Please tell us about the pro bono work you did
During the last year or so, I have been involved in a few different pro bono cases.
I was led in a Welsh landlord licensing case referred to us by law firm Hugh James. It was the first to bring the provisions of the Housing (Wales) Act 2014 before the higher courts.
The Court of Appeal handed down its judgment on it back in July 2020. It found that a section 8, Housing Act 1988 notice served by a landlord is a “notice to terminate a tenancy”. And if that notice is served by a landlord who is unlicensed in Wales, it is invalid.
The decision affects the private rental sector in Wales as it means if the landlord fails to follow the rules, possession of a property may be denied even if that landlord is relying on “fault-based” grounds for possession.
In November, I was nominated for 2020 Young Pro Bono Barrister of the Year award at the Advocate Bar Pro Bono Awards for my work on the case.
More recently through Advocate, I advised a vulnerable adult on a complicated property matter. It involved considering inaccuracies in a warrant issued for access to her home under environmental protection legislation and disrepair. Unfortunately, the claim was years out-of-time, so my client was unable to take the matter forward. But for the first time, she was able to receive comprehensive advice and answers to her questions.
Currently, I have a case about the mis-selling of a mortgage and my clients’ subsequent loss of their home.
When I can, I volunteer for the CLIPS (litigant in person support) programme with the Chancery Bar.
What impact did the pro bono work have on the people and communities you worked with?
I have been able to give legal advice to people who would otherwise have found it very difficult, if not impossible, to access lawyers if they had to pay privately.

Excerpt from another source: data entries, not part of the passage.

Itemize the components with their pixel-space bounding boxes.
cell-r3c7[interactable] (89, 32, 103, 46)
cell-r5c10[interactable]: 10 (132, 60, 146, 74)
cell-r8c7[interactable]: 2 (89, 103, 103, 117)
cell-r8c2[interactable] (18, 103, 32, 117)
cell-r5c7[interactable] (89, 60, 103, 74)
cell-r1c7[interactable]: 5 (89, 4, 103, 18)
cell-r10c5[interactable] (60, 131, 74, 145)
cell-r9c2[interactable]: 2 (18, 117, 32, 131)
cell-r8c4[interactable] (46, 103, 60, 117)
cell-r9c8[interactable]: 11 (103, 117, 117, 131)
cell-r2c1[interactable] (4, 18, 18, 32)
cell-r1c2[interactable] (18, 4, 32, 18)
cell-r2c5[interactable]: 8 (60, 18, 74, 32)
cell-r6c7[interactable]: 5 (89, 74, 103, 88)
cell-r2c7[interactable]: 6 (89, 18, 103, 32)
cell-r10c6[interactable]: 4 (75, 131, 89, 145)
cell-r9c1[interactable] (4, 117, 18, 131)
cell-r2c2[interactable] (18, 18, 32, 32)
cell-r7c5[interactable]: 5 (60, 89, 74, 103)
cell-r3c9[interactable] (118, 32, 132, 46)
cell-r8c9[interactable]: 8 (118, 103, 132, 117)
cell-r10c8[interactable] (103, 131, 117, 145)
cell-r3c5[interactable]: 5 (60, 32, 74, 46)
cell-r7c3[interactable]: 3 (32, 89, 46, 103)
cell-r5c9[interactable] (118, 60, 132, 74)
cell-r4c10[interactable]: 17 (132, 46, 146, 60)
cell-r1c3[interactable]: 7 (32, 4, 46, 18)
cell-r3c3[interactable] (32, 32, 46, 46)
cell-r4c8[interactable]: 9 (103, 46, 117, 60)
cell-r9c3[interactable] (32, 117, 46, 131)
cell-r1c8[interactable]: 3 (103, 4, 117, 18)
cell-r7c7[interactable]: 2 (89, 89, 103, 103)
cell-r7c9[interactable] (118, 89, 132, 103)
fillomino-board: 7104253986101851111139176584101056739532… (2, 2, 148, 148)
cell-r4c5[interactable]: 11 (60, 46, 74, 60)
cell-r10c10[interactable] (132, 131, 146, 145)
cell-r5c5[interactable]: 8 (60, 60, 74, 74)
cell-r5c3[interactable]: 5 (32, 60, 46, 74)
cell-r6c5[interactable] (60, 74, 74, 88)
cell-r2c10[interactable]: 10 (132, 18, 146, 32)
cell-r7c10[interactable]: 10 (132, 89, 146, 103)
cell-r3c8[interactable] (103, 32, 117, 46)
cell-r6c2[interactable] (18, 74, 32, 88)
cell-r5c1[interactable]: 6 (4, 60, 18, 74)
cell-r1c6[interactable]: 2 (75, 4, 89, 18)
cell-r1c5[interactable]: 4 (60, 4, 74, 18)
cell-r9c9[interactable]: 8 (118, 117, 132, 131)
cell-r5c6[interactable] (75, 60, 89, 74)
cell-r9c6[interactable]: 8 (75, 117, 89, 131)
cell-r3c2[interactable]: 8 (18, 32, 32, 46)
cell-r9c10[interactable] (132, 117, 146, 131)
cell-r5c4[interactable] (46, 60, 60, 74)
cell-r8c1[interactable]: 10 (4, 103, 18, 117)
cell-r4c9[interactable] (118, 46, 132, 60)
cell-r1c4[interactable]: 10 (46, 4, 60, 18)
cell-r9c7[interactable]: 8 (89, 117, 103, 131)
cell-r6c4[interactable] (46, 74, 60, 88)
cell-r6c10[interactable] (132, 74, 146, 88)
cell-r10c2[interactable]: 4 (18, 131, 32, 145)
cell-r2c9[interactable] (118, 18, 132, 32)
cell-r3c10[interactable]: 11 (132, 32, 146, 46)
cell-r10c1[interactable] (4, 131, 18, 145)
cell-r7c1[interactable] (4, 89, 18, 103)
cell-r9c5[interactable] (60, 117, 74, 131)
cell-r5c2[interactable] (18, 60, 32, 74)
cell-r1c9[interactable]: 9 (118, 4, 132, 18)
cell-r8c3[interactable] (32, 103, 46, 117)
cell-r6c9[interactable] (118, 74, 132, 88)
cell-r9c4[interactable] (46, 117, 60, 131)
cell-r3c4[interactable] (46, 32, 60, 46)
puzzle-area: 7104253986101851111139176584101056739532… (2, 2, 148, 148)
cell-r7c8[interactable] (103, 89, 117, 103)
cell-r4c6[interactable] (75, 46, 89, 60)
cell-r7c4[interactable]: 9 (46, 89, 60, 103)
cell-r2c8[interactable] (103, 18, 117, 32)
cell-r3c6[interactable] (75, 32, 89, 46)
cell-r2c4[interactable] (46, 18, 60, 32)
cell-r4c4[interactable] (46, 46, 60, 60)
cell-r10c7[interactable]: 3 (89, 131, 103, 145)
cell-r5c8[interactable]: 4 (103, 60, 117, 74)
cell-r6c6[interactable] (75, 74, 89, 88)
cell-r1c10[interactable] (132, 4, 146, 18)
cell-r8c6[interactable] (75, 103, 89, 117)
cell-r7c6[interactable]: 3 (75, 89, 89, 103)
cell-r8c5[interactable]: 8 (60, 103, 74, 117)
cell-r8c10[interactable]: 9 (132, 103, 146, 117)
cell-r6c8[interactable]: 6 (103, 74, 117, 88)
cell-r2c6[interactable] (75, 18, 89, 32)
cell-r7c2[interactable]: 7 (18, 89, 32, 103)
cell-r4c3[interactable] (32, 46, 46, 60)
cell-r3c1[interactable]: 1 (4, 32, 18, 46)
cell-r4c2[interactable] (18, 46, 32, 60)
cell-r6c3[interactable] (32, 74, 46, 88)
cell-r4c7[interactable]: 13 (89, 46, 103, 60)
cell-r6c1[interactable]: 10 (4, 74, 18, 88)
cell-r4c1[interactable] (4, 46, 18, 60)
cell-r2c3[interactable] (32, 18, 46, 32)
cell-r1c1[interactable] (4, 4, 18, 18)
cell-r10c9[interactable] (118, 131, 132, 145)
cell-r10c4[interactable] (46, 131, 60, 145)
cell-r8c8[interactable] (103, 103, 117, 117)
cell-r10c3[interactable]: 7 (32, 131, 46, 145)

Someone who has lost their home or faces losing their home, is dealing with one of the biggest stresses in life. Without the support of a lawyer to help navigate the legal system, that pressure is hugely exacerbated.
I hope my pro bono advice and representation go some way to easing their struggles at an immensely anxious time in their lives.
Did your pro bono work have an impact on your professional career? If so, in what ways?
Understandably, litigants in person often struggle to express their legal case clearly, succinctly and persuasively. Having non-legally qualified individuals as pro bono clients has sharpened my professional ability to distil the key parts of a case quickly and sort the good legal points from the bad.
Any final comments
Not that I do pro bono for the praise, but the thanks are much appreciated. A solicitor who worked on the Welsh landlord licensing case described it as “put together with the utmost care and attention, leaving no stone unturned.” That sort of comment gives me a sense of satisfaction.